Psychologische und psychosoziale Maßnahmen sind ein wichtiger Bestandteil der Behandlung von Chorea Huntington. Die Patienten und ihre Familien benötigen Unterstützung bei der Bewältigung der emotionalen, sozialen und finanziellen Herausforderungen, die mit der Erkrankung einhergehen. Selbsthilfegruppen und Beratungsstellen können eine wertvolle Unterstützung bieten.

Tiefe Hirnstimulation und Stammzelltransplantation

Da derzeit keine neuroprotektiven Wirkstoffe zur Behandlung der Huntington-Erkrankung zur Verfügung stehen, kommt es im Verlauf der Erkrankung unweigerlich zu einem zunehmenden Verlust der Nervenzellen im Striatum, aber auch im Cortex und im Hirnstamm. Man versucht, diesen Zellverlust über Transplantation von Stammzellen in das Gehirn hinein auszugleichen. Ein weiterer Ansatz ist die Tiefe Hirnstimulation mit experimenteller Implantation eines Hirnschrittmachers.

Prognose

Chorea Huntington ist eine fortschreitende Erkrankung, die nicht heilbar ist. Die Lebenserwartung der Patienten ist verkürzt. Die durchschnittliche Krankheitsdauer beträgt etwa 15 bis 20 Jahre nach dem Auftreten der ersten Symptome. Der Krankheitsverlauf und die Lebenserwartung können jedoch von Patient zu Patient stark variieren.

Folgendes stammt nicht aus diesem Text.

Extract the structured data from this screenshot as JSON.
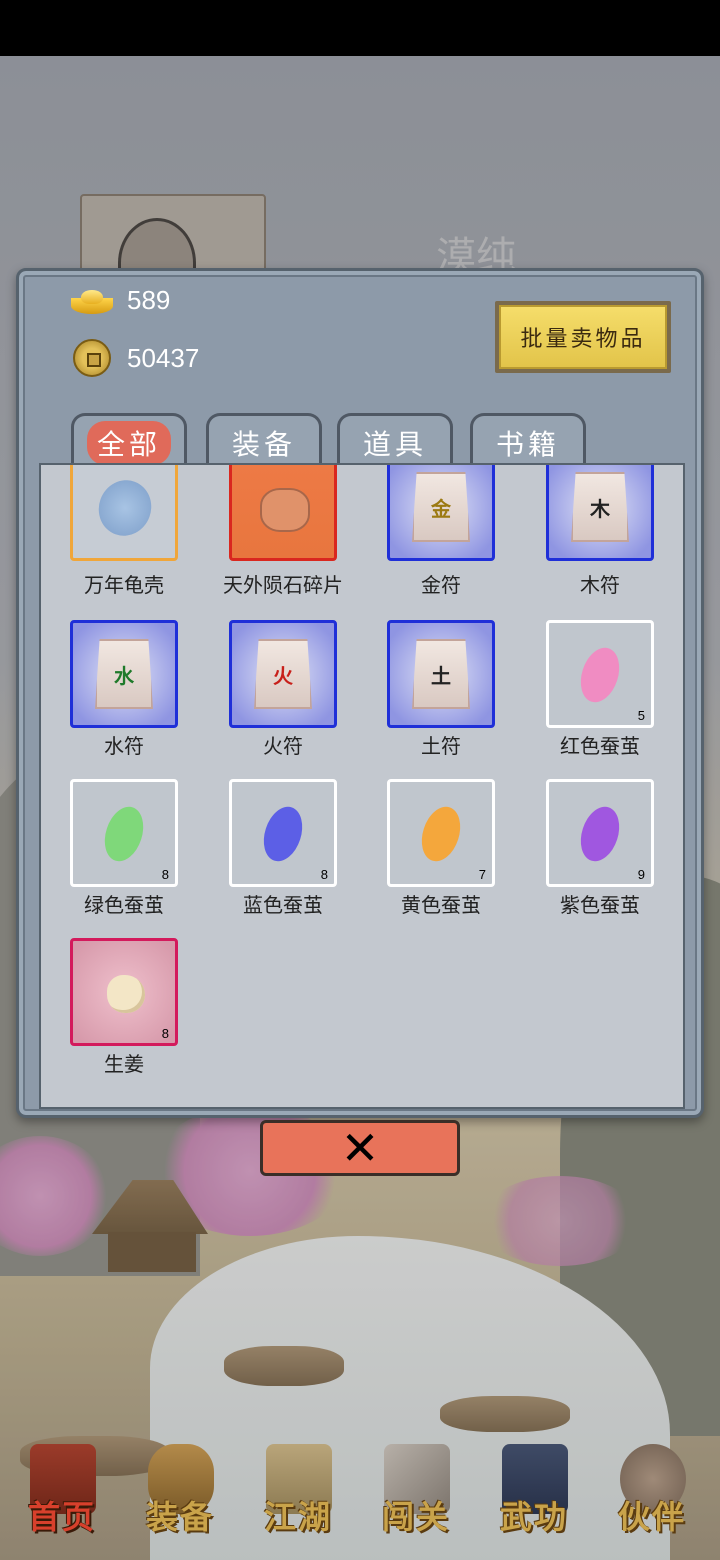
{
  "background": {
    "character_name": "漠纯"
  },
  "currency": {
    "gold": "589",
    "coins": "50437"
  },
  "panel": {
    "bulk_sell_label": "批量卖物品",
    "tabs": [
      {
        "label": "全部",
        "active": true
      },
      {
        "label": "装备",
        "active": false
      },
      {
        "label": "道具",
        "active": false
      },
      {
        "label": "书籍",
        "active": false
      }
    ]
  },
  "items": [
    {
      "name": "万年龟壳",
      "rarity_color": "#f0a63a",
      "icon": "turtle-shell-icon",
      "count": ""
    },
    {
      "name": "天外陨石碎片",
      "rarity_color": "#d9271f",
      "icon": "meteorite-fragment-icon",
      "count": ""
    },
    {
      "name": "金符",
      "rarity_color": "#1f2fd8",
      "icon": "talisman-icon",
      "glyph": "金",
      "count": ""
    },
    {
      "name": "木符",
      "rarity_color": "#1f2fd8",
      "icon": "talisman-icon",
      "glyph": "木",
      "count": ""
    },
    {
      "name": "水符",
      "rarity_color": "#1f2fd8",
      "icon": "talisman-icon",
      "glyph": "水",
      "count": ""
    },
    {
      "name": "火符",
      "rarity_color": "#1f2fd8",
      "icon": "talisman-icon",
      "glyph": "火",
      "count": ""
    },
    {
      "name": "土符",
      "rarity_color": "#1f2fd8",
      "icon": "talisman-icon",
      "glyph": "土",
      "count": ""
    },
    {
      "name": "红色蚕茧",
      "rarity_color": "#ffffff",
      "icon": "cocoon-icon",
      "tint": "#f08cc2",
      "count": "5"
    },
    {
      "name": "绿色蚕茧",
      "rarity_color": "#ffffff",
      "icon": "cocoon-icon",
      "tint": "#7fd87a",
      "count": "8"
    },
    {
      "name": "蓝色蚕茧",
      "rarity_color": "#ffffff",
      "icon": "cocoon-icon",
      "tint": "#5c5fe6",
      "count": "8"
    },
    {
      "name": "黄色蚕茧",
      "rarity_color": "#ffffff",
      "icon": "cocoon-icon",
      "tint": "#f4a73c",
      "count": "7"
    },
    {
      "name": "紫色蚕茧",
      "rarity_color": "#ffffff",
      "icon": "cocoon-icon",
      "tint": "#a057e0",
      "count": "9"
    },
    {
      "name": "生姜",
      "rarity_color": "#d31a5c",
      "icon": "ginger-icon",
      "count": "8"
    }
  ],
  "bottom_nav": [
    {
      "label": "首页",
      "icon": "house-icon",
      "active": true
    },
    {
      "label": "装备",
      "icon": "armor-icon",
      "active": false
    },
    {
      "label": "江湖",
      "icon": "scroll-icon",
      "active": false
    },
    {
      "label": "闯关",
      "icon": "crossed-swords-icon",
      "active": false
    },
    {
      "label": "武功",
      "icon": "book-icon",
      "active": false
    },
    {
      "label": "伙伴",
      "icon": "companions-icon",
      "active": false
    }
  ]
}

Europäisches Huntington-Netzwerk (EHDN)

Um die Erforschung der Huntington-Erkrankung voranzutreiben, wurde 2003 das Europäische Huntington-Netzwerk (EHDN) gegründet. Dieses Netzwerk bündelt die Anstrengungen von Ärzten, Grundlagenwissenschaftlern, Pflegekräften, Therapeuten, Patienten und Angehörigen, um neue Therapien für die Huntington-Erkrankung zu entwickeln.